What also crops up out of nowhere for Mikage is an invitation to live, rent-free, at the Tanabe residence. Yuichi Tanabe, a reserved young man about Mikage's age, visits her after her grandmother's funeral and proposes that she come to live with him and his mother. (Yoshimoto's way of effecting this and all transitions is so matter-of-fact you can't decide whether it's charming or dopey. "Dingdong. Suddenly the doorbell rang," she writes.) Mikage's reaction to Yuichi's polite appearance on her threshold—"I couldn't take my eyes off him. I think I heard a spirit call my name"—is a bizarre blend of teeny-bopper and Zen: love at first sight, non-Western style. Mikage also takes an instant liking to Yuichi's stunningly pretty mother, who turns out, to the reader's baffled delight, to be a man. Yuichi delicately introduces the subject to Mikage with "Guess what else …" His mother was his father—before plastic surgery. This is a wonderful touch, not because it's played for laughs (it isn't) or because it's a big surprise (strangely, it's not that, either) but because it's a piece of superfluous inventiveness on the author's part; it lends everything around it an air of cheerful unreality that mirrors Mikage's state of mind.

Yoshimoto, for all her narrative exuberance, understands the one-step-forward, two-steps-back emotional indirectness of a young person in crisis. The death of Mikage's grandmother is only the prelude to the more shocking, untimely death of Yuichi's mother, and the news of it causes Mikage, who has since moved into her own place, to appreciate the powerful solace of her days at the Tanabes': of sleeping on their couch and hearing Yuichi's mom clatter in on her heels, humming a tune; of perfecting her cooking skills in their underutilized kitchen; of waking up in the middle of the night at the same time as Yuichi and comparing dreams with him. The reader learns of these moments only in retrospect because it is only in retrospect that Mikage comes into full possession of their significance. Most of Kitchen occurs not in real time but in mental hyperspace—the virtual rather than chronological aftermath in which events are digested and understanding is gained.

But the story finally seizes on a down-to-earth matter: whether Mikage and Yuichi, in their shared orphanhood, should become lovers or remain fast, sibling-like friends. Yoshimoto can't render it a very compelling question: the intimate rapport between Mikage and Yuichi simply fails to be as interesting as the lively, perfectly achieved completeness of Mikage taken by herself Her outburst following a good long cry over her grandmother ("I implored the gods: Please, let me live"); her remark at the sight of clouds blowing around in a strong wind ("In this world there is no place for sadness")—these rarities will stay with the reader.
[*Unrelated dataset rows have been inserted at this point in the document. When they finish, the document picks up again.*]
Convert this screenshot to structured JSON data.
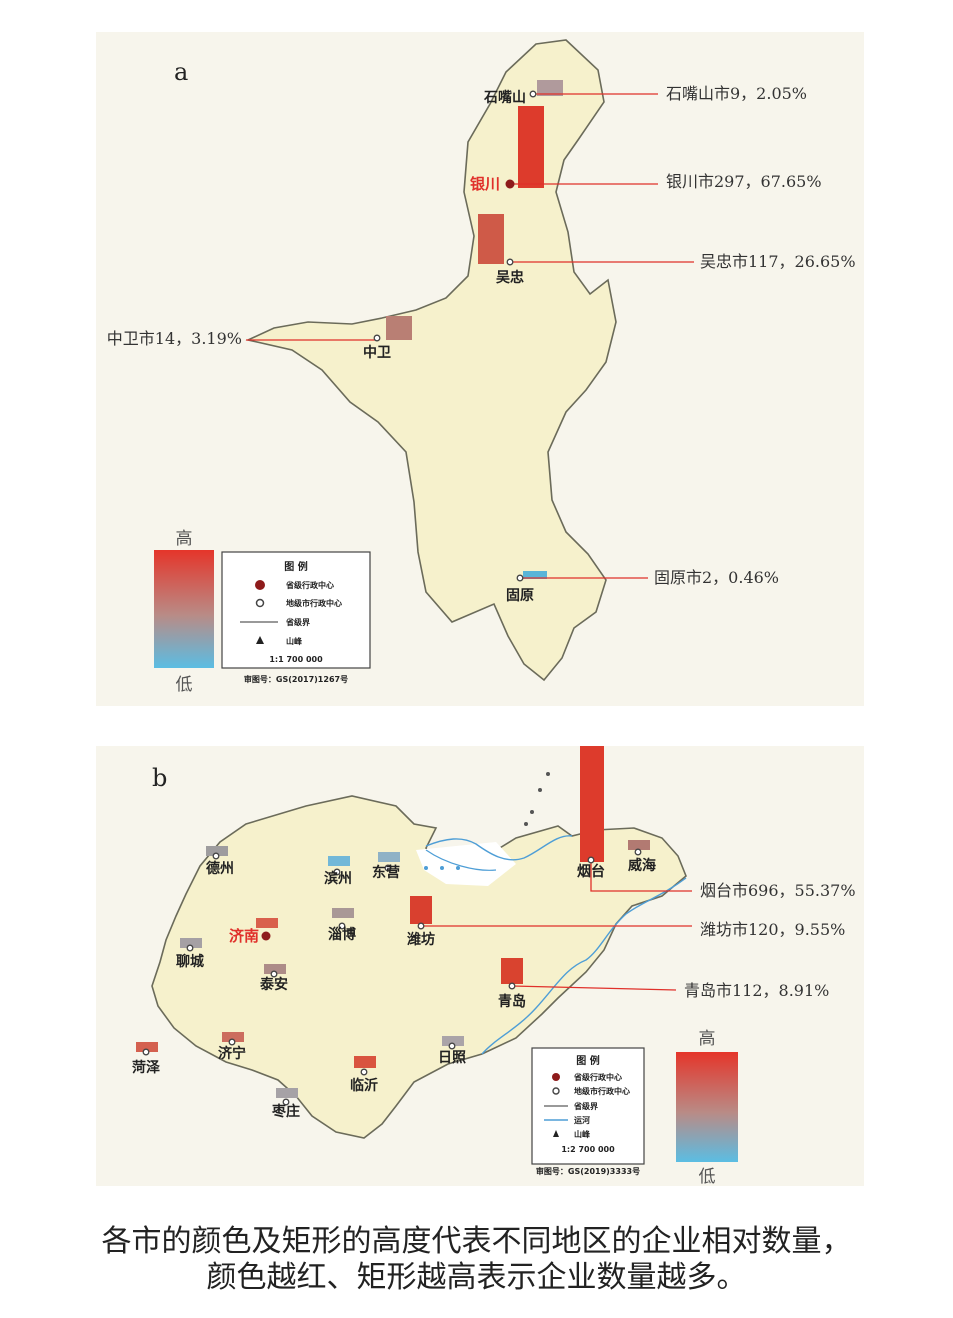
{
  "panel_a": {
    "label": "a",
    "cities": [
      {
        "name": "石嘴山",
        "callout": "石嘴山市9，2.05%",
        "count": 9,
        "share_pct": 2.05,
        "capital": false,
        "bar_color": "#b09a9c"
      },
      {
        "name": "银川",
        "callout": "银川市297，67.65%",
        "count": 297,
        "share_pct": 67.65,
        "capital": true,
        "bar_color": "#dd3b2c"
      },
      {
        "name": "吴忠",
        "callout": "吴忠市117，26.65%",
        "count": 117,
        "share_pct": 26.65,
        "capital": false,
        "bar_color": "#cf5a48"
      },
      {
        "name": "中卫",
        "callout": "中卫市14，3.19%",
        "count": 14,
        "share_pct": 3.19,
        "capital": false,
        "bar_color": "#b97f74"
      },
      {
        "name": "固原",
        "callout": "固原市2，0.46%",
        "count": 2,
        "share_pct": 0.46,
        "capital": false,
        "bar_color": "#5ab4d8"
      }
    ],
    "scale_high": "高",
    "scale_low": "低",
    "legend": {
      "title": "图 例",
      "items": [
        "省级行政中心",
        "地级市行政中心",
        "省级界",
        "山峰"
      ],
      "scale": "1:1 700 000",
      "approval": "审图号：GS(2017)1267号"
    }
  },
  "panel_b": {
    "label": "b",
    "cities": [
      {
        "name": "烟台",
        "callout": "烟台市696，55.37%",
        "count": 696,
        "share_pct": 55.37,
        "capital": false,
        "bar_color": "#dd3b2c"
      },
      {
        "name": "潍坊",
        "callout": "潍坊市120，9.55%",
        "count": 120,
        "share_pct": 9.55,
        "capital": false,
        "bar_color": "#d9402f"
      },
      {
        "name": "青岛",
        "callout": "青岛市112，8.91%",
        "count": 112,
        "share_pct": 8.91,
        "capital": false,
        "bar_color": "#d9432f"
      },
      {
        "name": "济南",
        "callout": "",
        "capital": true,
        "bar_color": "#d9604c"
      },
      {
        "name": "德州",
        "callout": "",
        "capital": false,
        "bar_color": "#9e9c9e"
      },
      {
        "name": "滨州",
        "callout": "",
        "capital": false,
        "bar_color": "#72b8d8"
      },
      {
        "name": "东营",
        "callout": "",
        "capital": false,
        "bar_color": "#8fb2c6"
      },
      {
        "name": "威海",
        "callout": "",
        "capital": false,
        "bar_color": "#b27a72"
      },
      {
        "name": "淄博",
        "callout": "",
        "capital": false,
        "bar_color": "#a99896"
      },
      {
        "name": "聊城",
        "callout": "",
        "capital": false,
        "bar_color": "#a5a0a4"
      },
      {
        "name": "泰安",
        "callout": "",
        "capital": false,
        "bar_color": "#ad8c88"
      },
      {
        "name": "济宁",
        "callout": "",
        "capital": false,
        "bar_color": "#cc6d5e"
      },
      {
        "name": "菏泽",
        "callout": "",
        "capital": false,
        "bar_color": "#d4604f"
      },
      {
        "name": "临沂",
        "callout": "",
        "capital": false,
        "bar_color": "#d9543f"
      },
      {
        "name": "日照",
        "callout": "",
        "capital": false,
        "bar_color": "#aaa4a8"
      },
      {
        "name": "枣庄",
        "callout": "",
        "capital": false,
        "bar_color": "#a6a2a6"
      }
    ],
    "scale_high": "高",
    "scale_low": "低",
    "legend": {
      "title": "图 例",
      "items": [
        "省级行政中心",
        "地级市行政中心",
        "省级界",
        "运河",
        "山峰"
      ],
      "scale": "1:2 700 000",
      "approval": "审图号：GS(2019)3333号"
    }
  },
  "colors": {
    "land": "#f6f1cc",
    "high": "#e5352a",
    "low": "#5bbde3",
    "callout_line": "#e0302a",
    "river": "#4e9ed6"
  },
  "caption": {
    "line1": "各市的颜色及矩形的高度代表不同地区的企业相对数量，",
    "line2": "颜色越红、矩形越高表示企业数量越多。"
  }
}
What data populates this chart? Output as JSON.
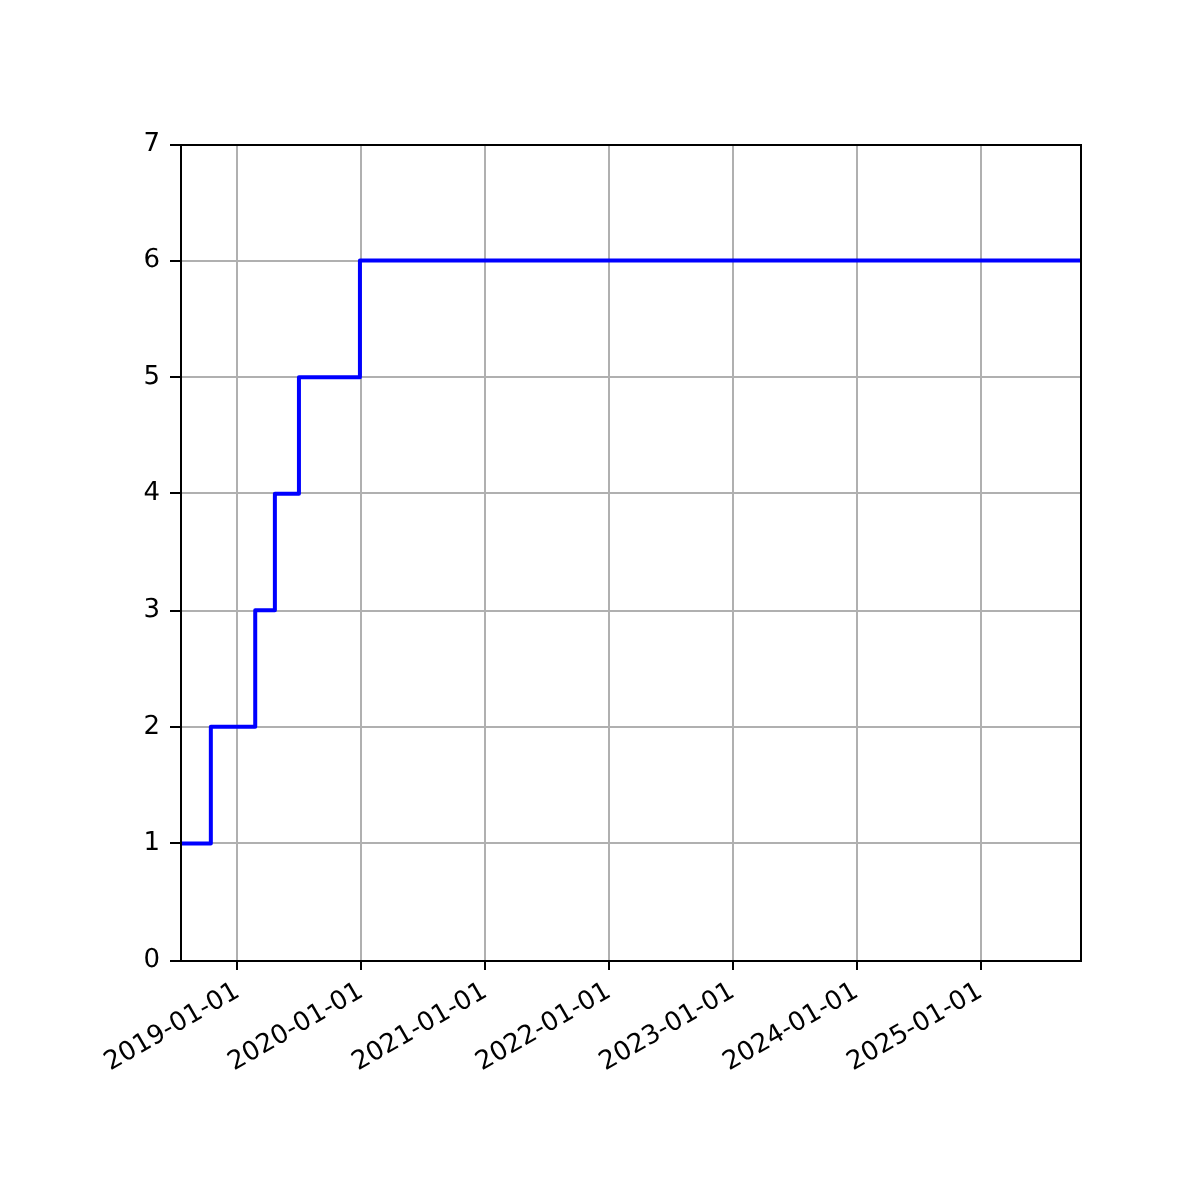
{
  "chart_data": {
    "type": "step",
    "x": [
      "2018-07-15",
      "2018-10-14",
      "2019-02-22",
      "2019-04-21",
      "2019-07-01",
      "2019-12-28",
      "2025-10-22"
    ],
    "values": [
      1,
      2,
      3,
      4,
      5,
      6,
      6
    ],
    "color": "#0000ff",
    "marker": "none",
    "line_style": "solid",
    "xlim": [
      "2018-07-15",
      "2025-10-22"
    ],
    "xticks": [
      "2019-01-01",
      "2020-01-01",
      "2021-01-01",
      "2022-01-01",
      "2023-01-01",
      "2024-01-01",
      "2025-01-01"
    ],
    "ylim": [
      0,
      7
    ],
    "yticks": [
      0,
      1,
      2,
      3,
      4,
      5,
      6,
      7
    ],
    "grid": true,
    "legend": false
  }
}
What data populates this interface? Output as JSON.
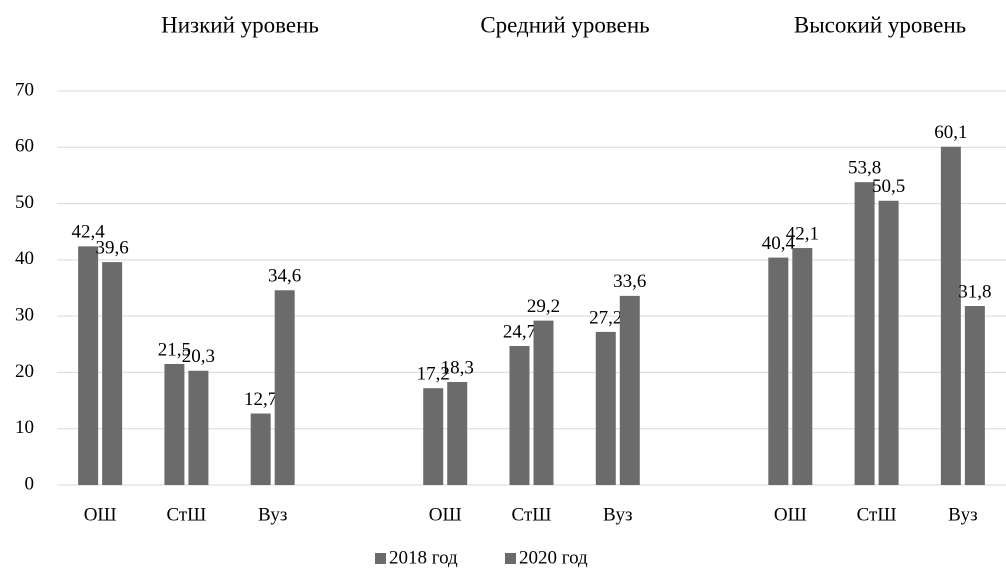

Mikage is, throughout, a little bit weird, and so are the other characters. Yoshimoto's attraction to weirdness and her unpretentious approach to it—she's not trying to be hip, just faithful to her sense of people as they are—are what might make Western readers want more of her. (Two novels and two collections of essays have come out in Japan since Kitchen.) And Banana Yoshimoto herself seems an odd one; it's hard to know what genus to put her in. She can't be called a Japanese counterpart of members of the American literary brat pack. She's not jaded enough—she's too adorably nerdy, and she's way too friendly. She's not a brat. In fact, she makes you wonder if bounce-and-shine is still a standard feature in the artistic youth of other nations; you just don't see too much of it around here. Yoshimoto even includes an afterword to the American edition of Kitchen, in which she expresses the hope that the book will be a balm to those who have known setbacks in their lives; there's a generous, therapeutic impulse somewhere inside this fiction writer. "Surely we will meet someday," she closes her message to the reader, "and until that day, I pray that you will live happily." Such graciousness feels weird, too—it's foreign, anyway. But why be wary of a kind wish?